W efekcie, grupa informatyków i personelu medycznego pracuje obecnie nad wdrożeniem pilotażowego projektu w szpitalu Naemi-Wilke-Stift w Guben. Leczenie ran w tym szpitalu obecnie jest dokumentowane przede wszystkim na papierze. Rana opisana jest przy pomocy kwestionariusza w formacie A4. Opis powtarzany jest wielokrotnie podczas każdej terapii. Wszystkie wypełnione ręcznie kwestionariusze trafiają do dokumentacji poradni lub szpitala, gdzie są skanowane i transferowane do systemu informatycznego szpitala. Przechowywanie danych medycznych w tej formie utrudnia ich interpretację. Konieczne jest odczytywanie pisma ręcznego. Niemożliwe jest także przeszukiwanie tak powstałej bazy danych dokumentów, co bardzo obniża ich wartość badawczą i utrudnia wyciąganie wniosków terapeutycznych.
Dla potrzeb wdrożenia w Niemczech stworzyliśmy niemieckojęzyczną wersję istniejącej już i sprawdzonej w Polsce aplikacji iWound. Każdy jej użytkownik widzi wszystkie opcje i polecenia na ekranie w swoim języku. Aplikacja działa wszędzie, gdzie jest zasięg internetu.
W ramach współpracy powstała elektroniczna wersja formularza stosowanego do opisu ran w szpitalu w Guben.
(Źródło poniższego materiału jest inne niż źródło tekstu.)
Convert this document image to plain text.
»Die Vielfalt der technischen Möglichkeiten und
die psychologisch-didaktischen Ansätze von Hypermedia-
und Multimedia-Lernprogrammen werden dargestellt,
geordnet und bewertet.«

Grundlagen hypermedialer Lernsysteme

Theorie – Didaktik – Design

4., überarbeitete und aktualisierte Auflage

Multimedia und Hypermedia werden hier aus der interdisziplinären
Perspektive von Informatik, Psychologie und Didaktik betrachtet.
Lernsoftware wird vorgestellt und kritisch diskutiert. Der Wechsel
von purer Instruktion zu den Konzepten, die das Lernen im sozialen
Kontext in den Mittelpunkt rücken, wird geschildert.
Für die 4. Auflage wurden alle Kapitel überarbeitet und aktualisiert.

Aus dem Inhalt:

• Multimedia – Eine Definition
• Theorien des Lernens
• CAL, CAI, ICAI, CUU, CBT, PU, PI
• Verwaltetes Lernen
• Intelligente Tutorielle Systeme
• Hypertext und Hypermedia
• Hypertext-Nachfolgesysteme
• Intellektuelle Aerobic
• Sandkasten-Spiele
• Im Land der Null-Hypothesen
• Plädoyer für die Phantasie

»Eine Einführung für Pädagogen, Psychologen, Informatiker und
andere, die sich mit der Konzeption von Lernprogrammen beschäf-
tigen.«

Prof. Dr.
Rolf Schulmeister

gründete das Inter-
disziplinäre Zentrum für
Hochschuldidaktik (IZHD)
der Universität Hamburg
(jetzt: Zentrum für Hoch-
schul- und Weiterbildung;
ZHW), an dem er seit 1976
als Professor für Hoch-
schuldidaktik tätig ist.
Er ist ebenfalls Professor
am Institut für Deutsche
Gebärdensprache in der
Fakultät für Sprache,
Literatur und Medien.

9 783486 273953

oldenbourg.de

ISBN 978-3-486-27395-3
Wprowadzanie danych nt. stanu pacjenta i wyglądu rany następuje przez system ankiet, wysyłanych na telefon lub komputer. Obowiązkowym elementem są też zdjęcia ran, które może zrobić nawet sam pacjent. Powstaje chronologiczna galeria zdjęć, dzięki czemu konsultant kontrolujący proces gojenia ran może ocenić czy leczenie przebiega w dobrym kierunku. Aplikacja generuje też raport z badania.